Northern Canada Summary

This trip was always going to be very exciting. It included just about everything I had wanted to see in Northern Canada, or had missed in the past. When I went through the edge of the Yukon in 2016, I couldn’t see the Top of the World Highway  or the Dempster Highway (the ferries weren’t open because there was still ice in the waterways). As a result, I couldn’t see much of the Yukon in that trip. Most Canadian parks had been shut. The Icefields Parkway (Lake Louise to Jasper) was a whiteout. I’d never been to the North West Territories or Nunavut, Hudson Bay or Baffin Island, the Arctic Ocean... The major fossil sites in Alberta (the Burgess Shale and the dinosaur sites).

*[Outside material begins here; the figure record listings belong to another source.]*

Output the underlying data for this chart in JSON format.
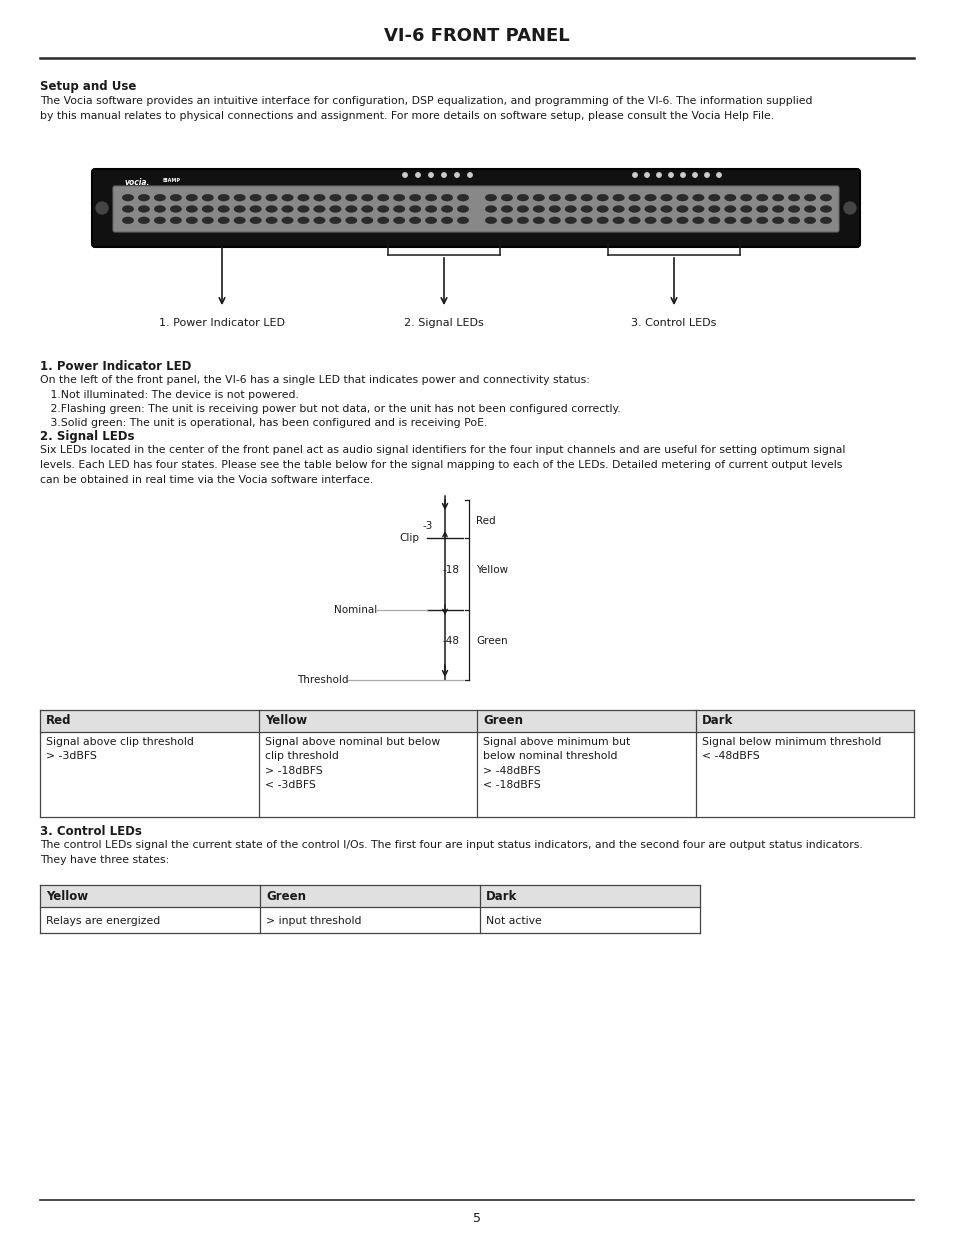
{
  "title": "VI-6 FRONT PANEL",
  "bg_color": "#ffffff",
  "text_color": "#1a1a1a",
  "section_setup_heading": "Setup and Use",
  "section_setup_body": "The Vocia software provides an intuitive interface for configuration, DSP equalization, and programming of the VI-6. The information supplied\nby this manual relates to physical connections and assignment. For more details on software setup, please consult the Vocia Help File.",
  "label1": "1. Power Indicator LED",
  "label2": "2. Signal LEDs",
  "label3": "3. Control LEDs",
  "section1_heading": "1. Power Indicator LED",
  "section1_body": "On the left of the front panel, the VI-6 has a single LED that indicates power and connectivity status:",
  "section1_items": [
    "   1.Not illuminated: The device is not powered.",
    "   2.Flashing green: The unit is receiving power but not data, or the unit has not been configured correctly.",
    "   3.Solid green: The unit is operational, has been configured and is receiving PoE."
  ],
  "section2_heading": "2. Signal LEDs",
  "section2_body": "Six LEDs located in the center of the front panel act as audio signal identifiers for the four input channels and are useful for setting optimum signal\nlevels. Each LED has four states. Please see the table below for the signal mapping to each of the LEDs. Detailed metering of current output levels\ncan be obtained in real time via the Vocia software interface.",
  "table1_headers": [
    "Red",
    "Yellow",
    "Green",
    "Dark"
  ],
  "table1_row": [
    "Signal above clip threshold\n> -3dBFS",
    "Signal above nominal but below\nclip threshold\n> -18dBFS\n< -3dBFS",
    "Signal above minimum but\nbelow nominal threshold\n> -48dBFS\n< -18dBFS",
    "Signal below minimum threshold\n< -48dBFS"
  ],
  "section3_heading": "3. Control LEDs",
  "section3_body": "The control LEDs signal the current state of the control I/Os. The first four are input status indicators, and the second four are output status indicators.\nThey have three states:",
  "table2_headers": [
    "Yellow",
    "Green",
    "Dark"
  ],
  "table2_row": [
    "Relays are energized",
    "> input threshold",
    "Not active"
  ],
  "page_number": "5"
}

We decided to get a travel agent involved when we couldn’t find a way to get to Nahanni and Victoria Falls, and she found the tour we did there, and booked our stay in Nunavut as well. We went kayaking with icebergs and with beluga whales because she had booked these tours. Perhaps we would have done these things on our own, but possibly not. She also organised our flights. We organised almost everything else ourselves.

It was great staying with friends, meeting indigenous people and going on tours of closed sections of world Heritage areas with park rangers. It was fun doing a variety of things, using different forms of transport, and seeing what we did. It gave us a feel for just how big northern Canada is. We had a wonderful time together, and it was great having a travel companion (especially an excellent one).

While there were highlights that we have pointed out to many people, the whole trip was a highlight. There wasn’t anything that stood out as being better than everything else. Yes, we probably did a lot of things that are on people’s bucket lists, but that isn’t the purpose of a trip. We just had a thoroughly wonderful time.